We can further customize the id of the element/control the ListView looks for by declaring the GroupContainerID and ItemContainerID properties. For example, by specifying GroupContainerID="foo", the ListView will look for a element/control with attribute ID="foo" and runat="server" in the LayoutTemplate instead of one with ID="groupPlaceHolder".

On to the coding portion. The ListView is bound to a LinqDataSource. In the selecting event of the LinqDataSource, I have defined a LINQ expression to fetch the first eight records from the Employee table.

The code behind is shown below:

 1: protected void LinqDataSource1_Selecting(object sender, LinqDataSourceSelectEventArgs e)
 2: {
 3: NorthwindDataContext context = new NorthwindDataContext();
 4: var x = (from c in context.Employees
 5: select new { c.EmployeeID, c.LastName }).Take(8);
 6: e.Result = x;
 7: }

Once the page is run, the custom LINQ expression is run, the data fetched and displayed on the page using the layout defined in the ListView control as shown in the graphic above.
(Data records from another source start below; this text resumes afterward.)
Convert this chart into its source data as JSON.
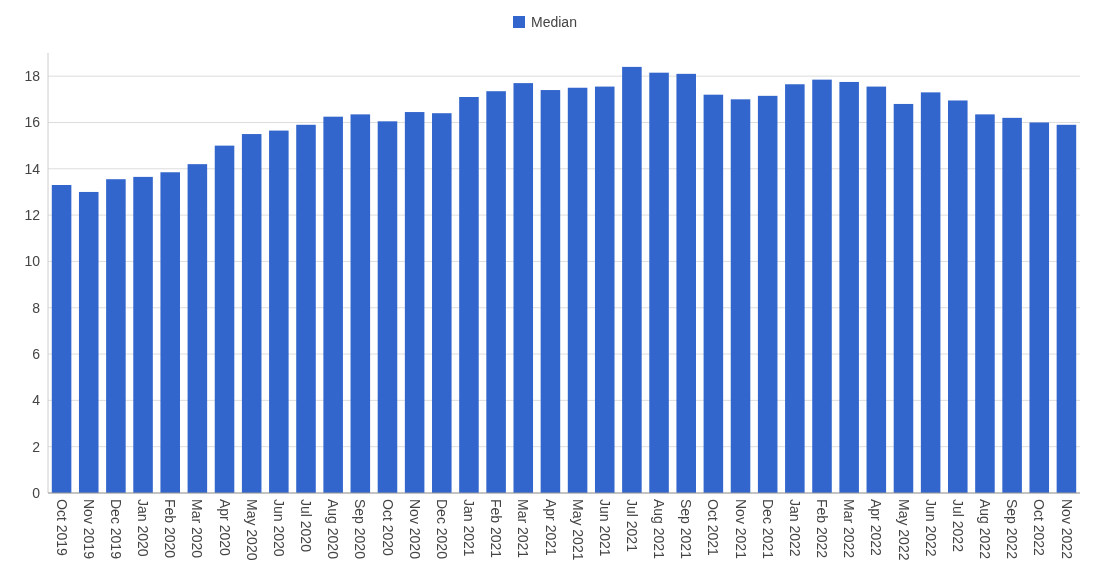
{
  "chart_data": {
    "type": "bar",
    "categories": [
      "Oct 2019",
      "Nov 2019",
      "Dec 2019",
      "Jan 2020",
      "Feb 2020",
      "Mar 2020",
      "Apr 2020",
      "May 2020",
      "Jun 2020",
      "Jul 2020",
      "Aug 2020",
      "Sep 2020",
      "Oct 2020",
      "Nov 2020",
      "Dec 2020",
      "Jan 2021",
      "Feb 2021",
      "Mar 2021",
      "Apr 2021",
      "May 2021",
      "Jun 2021",
      "Jul 2021",
      "Aug 2021",
      "Sep 2021",
      "Oct 2021",
      "Nov 2021",
      "Dec 2021",
      "Jan 2022",
      "Feb 2022",
      "Mar 2022",
      "Apr 2022",
      "May 2022",
      "Jun 2022",
      "Jul 2022",
      "Aug 2022",
      "Sep 2022",
      "Oct 2022",
      "Nov 2022"
    ],
    "series": [
      {
        "name": "Median",
        "color": "#3366cc",
        "values": [
          13.3,
          13.0,
          13.55,
          13.65,
          13.85,
          14.2,
          15.0,
          15.5,
          15.65,
          15.9,
          16.25,
          16.35,
          16.05,
          16.45,
          16.4,
          17.1,
          17.35,
          17.7,
          17.4,
          17.5,
          17.55,
          18.4,
          18.15,
          18.1,
          17.2,
          17.0,
          17.15,
          17.65,
          17.85,
          17.75,
          17.55,
          16.8,
          17.3,
          16.95,
          16.35,
          16.2,
          16.0,
          15.9
        ]
      }
    ],
    "ylim": [
      0,
      19
    ],
    "yticks": [
      0,
      2,
      4,
      6,
      8,
      10,
      12,
      14,
      16,
      18
    ],
    "grid": "y",
    "legend": "top"
  }
}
I hope this post has given you a taste of what you can do with the ListView in tiled mode. In the next post, we will be looking at how to make an awesome pure CSS layout using the ListView.

Published Monday, September 24, 2007 12:06 AM by rajbk


# re: Using the ListView control in Tiled mode (Part 1)

I REALLY need to see an example of the listview and survey type data or questionaire type display. I am using sqldatasource and am struggling with the new listview formatting. I need something like:

group header

  one to many questions

       radiobuttongroup control for responses


Can you help me?


Shawn Marie Austin

web app/database development

state of WA

Friday, August 15, 2008 11:11 AM by sma49

# re: Using the ListView control in Tiled mode (Part 1)

Is there a way to display the data flow to be vertically in two columns instead of horizontally as you've got it.